Rosa Lluch, lors de l'entretien avec EL PERIÓDICO /JORDI OTIX
Pensez-vous que les personnes touchées par le terrorisme reçoivent souvent une étiquette de victime réductrice ? Serait-il plus approprié de parler des survivants ?
Oui, je pense que nous sommes des survivants. En outre, il y a des victimes et des victimes. Ils ne m'ont pas blessé physiquement et je comprends que d'autres personnes qui l'ont fait ont vécu la situation différemment. Mais bien sûr, oui, parfois ça dérange. J'ai tout fait, j'ai survécu à deux cancers, j'ai fait une thèse de doctorat, je donne des cours, j'ai publié de nombreux articles et, d'un autre côté, parfois je ne suis qu'une victime du terrorisme. Ce n’est pas un label que j’ai choisi ou selon lequel je voulais vivre. Chacun supporte la douleur et survit comme il peut, ce n’est pas nous qui jugeons qui que ce soit. Par conséquent, nous sommes plus que de simples victimes et, dans le cas contraire, aidez-nous.
Il y a une demande de connaître la vérité sur le 17-A, mais je veux aussi savoir pourquoi le bureau des personnes touchées par le terrorisme n'a pas encore ouvert ses portes
Comprenez-vous que le bureau d'assistance aux victimes de la Generalitat n'a pas encore été rouvert ?
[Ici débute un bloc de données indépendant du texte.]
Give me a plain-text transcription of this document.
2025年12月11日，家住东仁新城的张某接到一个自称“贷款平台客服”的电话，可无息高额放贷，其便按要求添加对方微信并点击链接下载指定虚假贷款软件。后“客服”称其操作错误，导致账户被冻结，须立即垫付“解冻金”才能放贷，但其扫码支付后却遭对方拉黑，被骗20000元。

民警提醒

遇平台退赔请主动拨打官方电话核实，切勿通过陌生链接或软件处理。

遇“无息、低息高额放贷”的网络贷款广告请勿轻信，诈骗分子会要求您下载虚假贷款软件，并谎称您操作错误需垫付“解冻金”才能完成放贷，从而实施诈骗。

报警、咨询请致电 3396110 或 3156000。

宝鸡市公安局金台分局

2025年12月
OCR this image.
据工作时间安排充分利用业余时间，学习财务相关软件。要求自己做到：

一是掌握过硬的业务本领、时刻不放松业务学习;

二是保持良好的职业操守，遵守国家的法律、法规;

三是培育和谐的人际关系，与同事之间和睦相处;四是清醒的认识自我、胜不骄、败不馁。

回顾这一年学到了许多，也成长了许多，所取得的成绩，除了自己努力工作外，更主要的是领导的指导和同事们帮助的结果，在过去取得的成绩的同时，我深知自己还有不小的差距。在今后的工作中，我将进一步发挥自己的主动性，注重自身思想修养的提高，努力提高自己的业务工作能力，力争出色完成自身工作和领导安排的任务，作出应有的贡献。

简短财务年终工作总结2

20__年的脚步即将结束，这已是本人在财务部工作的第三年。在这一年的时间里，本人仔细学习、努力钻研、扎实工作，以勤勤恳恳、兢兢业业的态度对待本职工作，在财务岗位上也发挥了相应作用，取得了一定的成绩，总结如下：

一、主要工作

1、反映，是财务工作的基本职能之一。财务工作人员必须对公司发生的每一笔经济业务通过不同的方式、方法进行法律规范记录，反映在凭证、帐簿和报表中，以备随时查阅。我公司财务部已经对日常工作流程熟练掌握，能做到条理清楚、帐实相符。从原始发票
Ce bureau a été créé par Montserrat Tura sous le gouvernement du président Montilla et a été fermé par le président Artur Mas. Puis sont arrivés Puigdemont, Quim Torra et Pere Aragonès, et il est clair qu’il n’était pas nécessaire d’ouvrir un bureau même lorsqu’en 2017 il y a eu de très graves attentats en Catalogne. Ils exigent de connaître la vérité sur le 17-A, mais je veux aussi savoir pourquoi ce bureau n'a pas été ouvert.
Avant, je disais que Rosa Lluch a fait beaucoup de choses au cours de ces 25 années, y compris une incursion dans la politique sous le sigle de Comuns, et non de PSC.
C'était une question spécifique pour moi. J'ai considéré qu'il était nécessaire de faire savoir qu'il y avait des familles catalanes et catalanes laissées seules tant par le gouvernement de Madrid que par le gouvernement de la Generalitat. Ils nous ont mis dans un sac dans lequel ils nous traitaient de syndicalistes sans aucun critère. Je peux croire ou non à l’indépendance de la Catalogne, je n’ai jamais dit si elle était indépendantiste ou non, mais je peux croire que cela convient maintenant ou non. De plus, ils ne nous ont pas expliqué quel modèle de pays ils souhaitaient.
Quelle leçon de votre père aimeriez-vous que la société retienne ?
La vie doit être vécue, c'est ce que nous avons de mieux et nous devons toujours travailler et apprendre, nous ne devons jamais cesser de nous poser des questions et de vouloir comprendre les choses.